Occasionally I draw a star with a circle round it. This is used rarely and indicates something that really really really needs to get done that day

I don’t always tackle the list in the order of priority I have assigned. They are my rules, so I can break them as much as I like too. Generally, if I have a 1 or 2 priority item that I know will only take a few minutes to complete, I’ll do that before I tackle a star item that I know will take longer. I have no hard and fast rules about whether work items should be tackled before non-work items.

When I complete an item, the check box for it gets a tick, and I feel a degree of satisfaction.

If some event of interest happens at work, that I might need to refer back to at a later date, I write it between the two lists on the right hand page.

As the day progresses, I’ll start to use the left hand page in the list book. This serves multiple purposes.
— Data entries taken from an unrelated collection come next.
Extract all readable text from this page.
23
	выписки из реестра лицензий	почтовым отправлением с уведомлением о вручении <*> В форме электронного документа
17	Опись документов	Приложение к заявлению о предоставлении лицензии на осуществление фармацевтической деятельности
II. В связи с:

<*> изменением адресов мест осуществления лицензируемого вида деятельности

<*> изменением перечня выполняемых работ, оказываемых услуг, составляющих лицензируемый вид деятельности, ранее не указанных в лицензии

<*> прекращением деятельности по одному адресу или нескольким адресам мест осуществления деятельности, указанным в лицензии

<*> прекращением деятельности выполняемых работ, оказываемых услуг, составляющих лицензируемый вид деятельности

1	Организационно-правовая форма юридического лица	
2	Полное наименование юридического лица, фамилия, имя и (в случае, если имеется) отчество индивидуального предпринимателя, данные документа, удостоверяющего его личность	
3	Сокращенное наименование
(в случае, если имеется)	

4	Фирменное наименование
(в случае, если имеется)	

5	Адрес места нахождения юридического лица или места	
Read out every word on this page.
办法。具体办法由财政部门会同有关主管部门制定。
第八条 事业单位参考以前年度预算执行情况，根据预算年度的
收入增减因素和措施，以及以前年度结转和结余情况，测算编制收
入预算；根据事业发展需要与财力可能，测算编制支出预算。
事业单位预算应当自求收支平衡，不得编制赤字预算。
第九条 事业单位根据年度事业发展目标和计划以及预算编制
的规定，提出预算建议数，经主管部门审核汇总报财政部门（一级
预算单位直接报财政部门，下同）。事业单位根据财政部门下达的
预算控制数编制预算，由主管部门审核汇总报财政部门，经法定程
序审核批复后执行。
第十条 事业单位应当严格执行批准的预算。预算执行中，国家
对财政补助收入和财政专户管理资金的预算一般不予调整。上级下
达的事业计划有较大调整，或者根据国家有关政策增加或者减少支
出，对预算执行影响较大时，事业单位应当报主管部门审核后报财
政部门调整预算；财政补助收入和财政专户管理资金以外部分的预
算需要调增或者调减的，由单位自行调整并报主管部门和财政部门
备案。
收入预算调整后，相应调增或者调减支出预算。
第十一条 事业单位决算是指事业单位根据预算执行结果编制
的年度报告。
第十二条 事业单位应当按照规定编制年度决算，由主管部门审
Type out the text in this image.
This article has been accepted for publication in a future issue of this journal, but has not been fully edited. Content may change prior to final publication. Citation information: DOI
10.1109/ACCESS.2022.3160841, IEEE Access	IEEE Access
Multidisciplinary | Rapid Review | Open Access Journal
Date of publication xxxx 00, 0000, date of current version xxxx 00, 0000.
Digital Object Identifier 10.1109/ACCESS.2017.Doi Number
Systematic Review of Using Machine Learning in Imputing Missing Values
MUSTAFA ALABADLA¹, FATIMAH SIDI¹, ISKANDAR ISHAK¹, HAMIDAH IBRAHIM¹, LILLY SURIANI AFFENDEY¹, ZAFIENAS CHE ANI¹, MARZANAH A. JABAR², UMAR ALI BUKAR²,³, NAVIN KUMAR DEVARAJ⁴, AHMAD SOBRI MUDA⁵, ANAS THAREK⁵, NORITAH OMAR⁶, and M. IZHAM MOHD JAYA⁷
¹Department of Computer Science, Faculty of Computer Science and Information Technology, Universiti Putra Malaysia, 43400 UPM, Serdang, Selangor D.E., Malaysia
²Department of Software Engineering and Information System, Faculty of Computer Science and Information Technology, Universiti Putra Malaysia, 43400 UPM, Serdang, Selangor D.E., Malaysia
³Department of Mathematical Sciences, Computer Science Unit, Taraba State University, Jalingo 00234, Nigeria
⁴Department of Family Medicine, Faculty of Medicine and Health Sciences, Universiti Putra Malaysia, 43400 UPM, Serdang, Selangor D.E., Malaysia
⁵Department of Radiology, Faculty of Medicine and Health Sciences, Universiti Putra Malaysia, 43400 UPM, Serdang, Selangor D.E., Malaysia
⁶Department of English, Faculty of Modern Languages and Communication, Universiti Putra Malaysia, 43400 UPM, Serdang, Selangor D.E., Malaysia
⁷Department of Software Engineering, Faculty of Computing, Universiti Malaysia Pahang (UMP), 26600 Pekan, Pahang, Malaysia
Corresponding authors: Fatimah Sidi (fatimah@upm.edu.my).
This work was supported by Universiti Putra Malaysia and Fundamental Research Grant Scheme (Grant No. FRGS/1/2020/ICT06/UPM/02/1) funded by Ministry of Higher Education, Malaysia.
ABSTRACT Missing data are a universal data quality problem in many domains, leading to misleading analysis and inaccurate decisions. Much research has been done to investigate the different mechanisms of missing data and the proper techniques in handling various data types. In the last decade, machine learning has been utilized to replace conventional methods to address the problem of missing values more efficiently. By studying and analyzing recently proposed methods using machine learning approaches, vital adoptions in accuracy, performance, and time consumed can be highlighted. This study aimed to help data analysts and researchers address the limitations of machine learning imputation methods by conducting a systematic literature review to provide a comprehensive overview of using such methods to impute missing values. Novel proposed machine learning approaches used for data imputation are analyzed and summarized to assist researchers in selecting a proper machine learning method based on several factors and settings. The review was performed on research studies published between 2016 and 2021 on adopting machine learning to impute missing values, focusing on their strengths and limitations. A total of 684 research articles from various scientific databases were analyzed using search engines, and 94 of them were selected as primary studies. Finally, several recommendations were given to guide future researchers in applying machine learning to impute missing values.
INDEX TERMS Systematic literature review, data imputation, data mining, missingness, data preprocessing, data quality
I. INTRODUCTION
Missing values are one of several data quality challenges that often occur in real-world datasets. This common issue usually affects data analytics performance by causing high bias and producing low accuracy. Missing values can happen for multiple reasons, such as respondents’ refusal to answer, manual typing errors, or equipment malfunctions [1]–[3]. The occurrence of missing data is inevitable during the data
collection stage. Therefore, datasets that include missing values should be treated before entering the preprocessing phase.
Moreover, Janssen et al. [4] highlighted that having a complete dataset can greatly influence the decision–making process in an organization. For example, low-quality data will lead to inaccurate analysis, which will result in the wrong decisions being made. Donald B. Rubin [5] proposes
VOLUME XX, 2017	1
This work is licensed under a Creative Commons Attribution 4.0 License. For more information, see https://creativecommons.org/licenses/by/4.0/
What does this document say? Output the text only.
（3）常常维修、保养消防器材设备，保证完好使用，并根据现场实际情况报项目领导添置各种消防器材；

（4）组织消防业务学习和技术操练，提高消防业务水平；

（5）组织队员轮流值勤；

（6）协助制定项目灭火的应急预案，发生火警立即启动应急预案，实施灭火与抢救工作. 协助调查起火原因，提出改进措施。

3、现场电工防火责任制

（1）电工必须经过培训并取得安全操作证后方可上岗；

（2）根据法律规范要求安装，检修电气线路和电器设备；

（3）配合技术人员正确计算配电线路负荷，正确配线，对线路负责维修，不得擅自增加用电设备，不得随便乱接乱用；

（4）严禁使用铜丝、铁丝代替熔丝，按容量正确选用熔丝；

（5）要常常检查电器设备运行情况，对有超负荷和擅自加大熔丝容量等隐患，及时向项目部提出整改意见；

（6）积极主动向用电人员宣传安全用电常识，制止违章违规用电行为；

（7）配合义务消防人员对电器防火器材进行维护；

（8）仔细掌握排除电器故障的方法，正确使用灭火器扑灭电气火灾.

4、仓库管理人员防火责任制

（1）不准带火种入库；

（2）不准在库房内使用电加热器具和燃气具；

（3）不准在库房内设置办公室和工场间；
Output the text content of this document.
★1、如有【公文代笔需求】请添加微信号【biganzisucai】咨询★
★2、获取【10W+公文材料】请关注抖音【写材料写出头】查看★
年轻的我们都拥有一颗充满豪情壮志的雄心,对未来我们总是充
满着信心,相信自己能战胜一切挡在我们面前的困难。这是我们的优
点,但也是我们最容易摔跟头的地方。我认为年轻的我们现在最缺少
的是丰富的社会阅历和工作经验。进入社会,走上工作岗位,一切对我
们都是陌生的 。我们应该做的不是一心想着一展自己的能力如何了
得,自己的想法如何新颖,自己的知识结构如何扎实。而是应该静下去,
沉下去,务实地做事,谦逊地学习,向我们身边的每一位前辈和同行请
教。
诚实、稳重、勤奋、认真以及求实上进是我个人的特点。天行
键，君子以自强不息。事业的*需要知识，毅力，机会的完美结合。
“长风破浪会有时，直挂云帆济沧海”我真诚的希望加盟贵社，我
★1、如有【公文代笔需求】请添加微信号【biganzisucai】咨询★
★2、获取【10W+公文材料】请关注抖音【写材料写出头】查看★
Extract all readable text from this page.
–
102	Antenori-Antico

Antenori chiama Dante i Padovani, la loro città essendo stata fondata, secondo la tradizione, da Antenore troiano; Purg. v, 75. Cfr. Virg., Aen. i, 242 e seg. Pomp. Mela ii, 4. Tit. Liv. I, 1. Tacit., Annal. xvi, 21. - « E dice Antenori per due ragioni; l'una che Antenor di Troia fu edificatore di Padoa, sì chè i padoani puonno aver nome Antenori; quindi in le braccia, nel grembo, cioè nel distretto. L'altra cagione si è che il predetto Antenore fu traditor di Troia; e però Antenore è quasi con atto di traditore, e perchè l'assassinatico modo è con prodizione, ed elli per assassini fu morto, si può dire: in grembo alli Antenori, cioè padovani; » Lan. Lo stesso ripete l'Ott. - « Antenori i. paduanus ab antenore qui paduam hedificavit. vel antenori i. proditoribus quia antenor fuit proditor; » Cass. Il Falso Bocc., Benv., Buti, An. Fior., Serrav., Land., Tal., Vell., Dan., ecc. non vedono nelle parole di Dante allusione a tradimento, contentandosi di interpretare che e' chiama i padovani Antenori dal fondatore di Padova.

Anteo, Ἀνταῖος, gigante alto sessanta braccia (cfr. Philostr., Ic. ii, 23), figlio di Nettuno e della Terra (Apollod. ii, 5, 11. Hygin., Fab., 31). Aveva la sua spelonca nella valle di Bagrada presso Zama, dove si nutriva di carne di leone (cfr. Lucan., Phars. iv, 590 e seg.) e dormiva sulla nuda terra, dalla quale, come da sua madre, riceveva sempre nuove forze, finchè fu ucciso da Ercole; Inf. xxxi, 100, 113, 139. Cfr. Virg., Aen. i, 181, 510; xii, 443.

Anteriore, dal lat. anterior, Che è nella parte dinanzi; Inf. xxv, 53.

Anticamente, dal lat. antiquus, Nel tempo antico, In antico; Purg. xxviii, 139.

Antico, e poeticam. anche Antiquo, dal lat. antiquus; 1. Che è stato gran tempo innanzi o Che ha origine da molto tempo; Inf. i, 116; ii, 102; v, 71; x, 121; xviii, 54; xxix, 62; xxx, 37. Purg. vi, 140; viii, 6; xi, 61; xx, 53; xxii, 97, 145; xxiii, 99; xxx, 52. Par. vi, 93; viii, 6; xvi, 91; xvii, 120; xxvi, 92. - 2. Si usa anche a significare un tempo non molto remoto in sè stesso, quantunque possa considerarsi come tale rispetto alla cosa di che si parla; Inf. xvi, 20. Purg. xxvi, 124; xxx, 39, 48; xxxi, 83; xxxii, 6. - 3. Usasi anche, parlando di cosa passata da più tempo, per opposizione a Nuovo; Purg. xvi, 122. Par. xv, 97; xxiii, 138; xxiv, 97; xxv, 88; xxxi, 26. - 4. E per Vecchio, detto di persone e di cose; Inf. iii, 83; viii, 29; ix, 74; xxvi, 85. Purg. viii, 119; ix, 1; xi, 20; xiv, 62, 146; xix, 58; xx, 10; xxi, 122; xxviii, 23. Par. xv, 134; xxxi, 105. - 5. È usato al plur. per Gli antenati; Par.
Firstly, starting at the bottom, and working up, I’ll list items I’ve spent:

Cash in +50
Lunch 4.23c
Tesco 78.45d -> 16 clothes + groceries

There’s that shorthand again. The ‘c’ or ‘d’ after the amount indicates cash or debit card, and I categorise how our money is spent (Hey – they are just more lists when it comes right down to it). Eventually this all feeds into Wesabe, where I track our spending habits. At that point, the check box will get a tick.

At the top of the left hand page, I’ll often add events happening that day:

* @1030: Team conf call
* Collect A from Nursery on way home

The rest of the page is used for whatever it is needed for. This could be work or non-work related notes, or more frequently sub lists where a work-related list item is broken down into smaller items, each with their own check boxes so I know what I’ve got done.

Weekends are of course rather simpler. There is just one list, and no work times to note.

So there you have it.

You know, until I actually wrote about it just now, I really wasn’t aware of just how much effort I’ve put into devising this system. If you’re not autistic then you’ll probably think I’m crazy to have thought about this so much. If you’re on the spectrum, then I hope that you’ll see just how much order it adds to my life, and can appreciate how much it helps me to get things done.